You went to the “Chris Carter School of the Dramatic Arts” with “The X-Files.”  What did you take away from there? I’m interested, as you now approach the ending of “Breaking Bad.”  Because, I don’t remember “X-Files” really ending.  I remember it just sort of dissipating.  Maybe that is unfair, but I don’t get a sense that there was closure. And is that something you keep in the back of your mind as you approach the end?

I think about it all the time because I can tell you we worked our butts off from that show. And it’s just a function of raw numbers.  We had 202 episodes of that show when we were done, after nine years. I was, I am proud of that show. I have to admit, I’m more proud of “Breaking Bad” because it is my personal baby. But it was a wonderful, wonderful job. But when you have that many episodes, you’re going to have some clunkers, especially when you’re working at the pace that one works at in network television. That’s why people say, “Oh, you know, cable is better than network.” You hear that a lot. Network is the hardest work going. My hat is off to anyone doing a network TV show because they’ve got to do 24 in a season, 25, 26 in a season, and we’re dilettanting around doing 13 or 10 or eight or whatever. And that’s the way I want it, by the way. I don’t ever want to go back.

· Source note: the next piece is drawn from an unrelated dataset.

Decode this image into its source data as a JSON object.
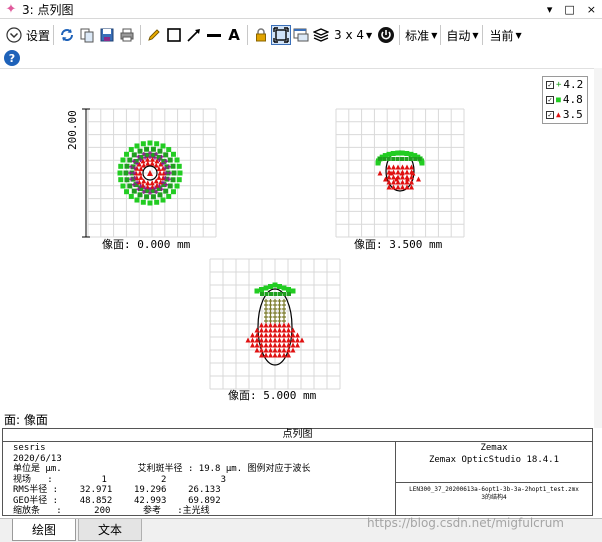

With a show like “X-Files,” I learned a lot of lessons. Chris Carter was a great boss, a wonderful boss. And I learned how to produce television. I learned how to write for television. I wouldn’t be doing this job now. Wouldn’t know how to do it if it weren’t for “The X-Files.” But, honestly, ”The X-Files” was a bit of a cautionary tale for me, because we were busting our asses all through Season 9, but the rest of the world, in hindsight, felt like they had moved on around Season 6. They were into other things.  And that was an unpleasant feeling, and it would’ve been even more so, if I had actually created the show. So a big lesson I’ve taken away from it is I want to end “Breaking Bad” as well as I can possibly end it. But I don’t want to end it a season or two or three too late. I want to go with people wanting more. I’d rather go out with people saying, “You are absolutely out of your mind to be ending this thing now. You’re at the height of this thing, you’re crazy to end it right now.” I’d rather have people say that to me with bewilderment, than to hear people in passing say, “’Breaking Bad,’ I used to love that show. Is that thing still on?” One is far worse than the other.